Cited in Reason:

Fighting climate change is a laudable goal, says Devin Hartman of the R Street Institute, a free market think tank. Unfortunately, California has picked the most expensive way to do it.

“The top down planning approach to renewable expansion is going to be really expensive, and is going to be a lot more than the per unit costs we have seen to date,” says Hartman. “That is going to happen despite the fact that the per unit costs of producing energy from renewables will continue to go down.”

The problem says Hartman is that energy grids require demand and supply to be balanced instantaneously, something renewables like solar and wind—whose energy production is based on when the sun is shining or the breeze is blowing—have difficulty doing.

“When other countries are going to look at California and see they’re decarbonizing, but they’re driving out industry, there’s huge political turmoil because their rates are going up so much. That’s not really climate leadership,” says Hartman.

He points to places like Texas which have taken a lighter-touch approach to energy regulation, instead leaving it mostly up to private investors responding to price signals to determine when and where renewable energy investments get made.

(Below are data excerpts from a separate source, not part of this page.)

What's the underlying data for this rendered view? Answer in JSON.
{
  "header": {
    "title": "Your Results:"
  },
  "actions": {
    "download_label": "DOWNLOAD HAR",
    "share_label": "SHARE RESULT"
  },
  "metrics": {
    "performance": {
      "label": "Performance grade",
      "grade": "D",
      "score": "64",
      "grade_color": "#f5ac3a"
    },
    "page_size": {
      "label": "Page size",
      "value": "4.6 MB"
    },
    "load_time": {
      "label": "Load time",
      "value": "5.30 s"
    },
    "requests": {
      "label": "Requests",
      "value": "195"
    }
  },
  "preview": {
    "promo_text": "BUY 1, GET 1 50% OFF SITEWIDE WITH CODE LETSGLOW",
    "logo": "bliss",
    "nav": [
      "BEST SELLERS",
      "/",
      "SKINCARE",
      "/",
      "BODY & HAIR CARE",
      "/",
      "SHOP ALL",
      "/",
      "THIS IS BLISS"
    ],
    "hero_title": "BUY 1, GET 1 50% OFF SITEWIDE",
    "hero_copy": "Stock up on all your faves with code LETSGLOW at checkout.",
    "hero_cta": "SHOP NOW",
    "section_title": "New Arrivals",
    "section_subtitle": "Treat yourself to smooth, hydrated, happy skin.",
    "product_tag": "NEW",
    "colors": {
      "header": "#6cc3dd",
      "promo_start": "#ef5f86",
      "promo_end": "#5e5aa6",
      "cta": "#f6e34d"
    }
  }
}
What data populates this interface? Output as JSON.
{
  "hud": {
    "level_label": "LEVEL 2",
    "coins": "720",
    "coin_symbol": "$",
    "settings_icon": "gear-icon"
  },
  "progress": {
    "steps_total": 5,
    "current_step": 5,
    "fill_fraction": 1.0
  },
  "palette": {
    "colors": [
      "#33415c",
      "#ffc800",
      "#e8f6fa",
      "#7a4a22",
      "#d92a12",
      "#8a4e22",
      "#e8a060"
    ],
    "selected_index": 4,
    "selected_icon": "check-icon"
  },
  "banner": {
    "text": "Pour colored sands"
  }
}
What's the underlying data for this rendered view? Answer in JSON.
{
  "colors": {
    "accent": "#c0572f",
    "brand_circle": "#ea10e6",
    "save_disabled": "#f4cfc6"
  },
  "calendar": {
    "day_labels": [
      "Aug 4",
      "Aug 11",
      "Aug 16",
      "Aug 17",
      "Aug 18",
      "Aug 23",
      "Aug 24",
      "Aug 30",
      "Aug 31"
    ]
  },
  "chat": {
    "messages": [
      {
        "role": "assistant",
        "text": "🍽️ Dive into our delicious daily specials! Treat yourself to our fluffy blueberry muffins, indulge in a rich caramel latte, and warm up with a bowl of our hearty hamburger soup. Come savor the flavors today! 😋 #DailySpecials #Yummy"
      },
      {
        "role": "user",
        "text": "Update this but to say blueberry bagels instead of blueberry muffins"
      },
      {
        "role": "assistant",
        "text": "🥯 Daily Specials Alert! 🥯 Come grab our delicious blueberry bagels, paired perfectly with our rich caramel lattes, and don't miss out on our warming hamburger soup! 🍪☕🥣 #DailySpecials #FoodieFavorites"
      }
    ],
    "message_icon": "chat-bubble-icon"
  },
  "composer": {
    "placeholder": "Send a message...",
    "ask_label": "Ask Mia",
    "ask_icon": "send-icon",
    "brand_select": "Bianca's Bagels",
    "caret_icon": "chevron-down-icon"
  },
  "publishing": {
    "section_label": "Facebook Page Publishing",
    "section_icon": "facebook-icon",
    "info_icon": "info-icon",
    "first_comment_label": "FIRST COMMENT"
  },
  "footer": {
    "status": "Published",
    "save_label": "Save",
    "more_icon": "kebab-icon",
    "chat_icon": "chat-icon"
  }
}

The result has been the Lone Star state now gets nearly 20 percent of its power from wind and solar (the vast majority of that being wind) while also seeing its electricity costs decline in real terms.

This, Hartman says, is both more economically sound and ultimately more politically sustainable solution to cutting carbon emissions.

“If we can demonstrate, as the Texas model is, that we can drive pollution reductions in a way that benefits our economic self-interest, that’s a model that the world is more likely to follow. That’s what climate leadership is about.”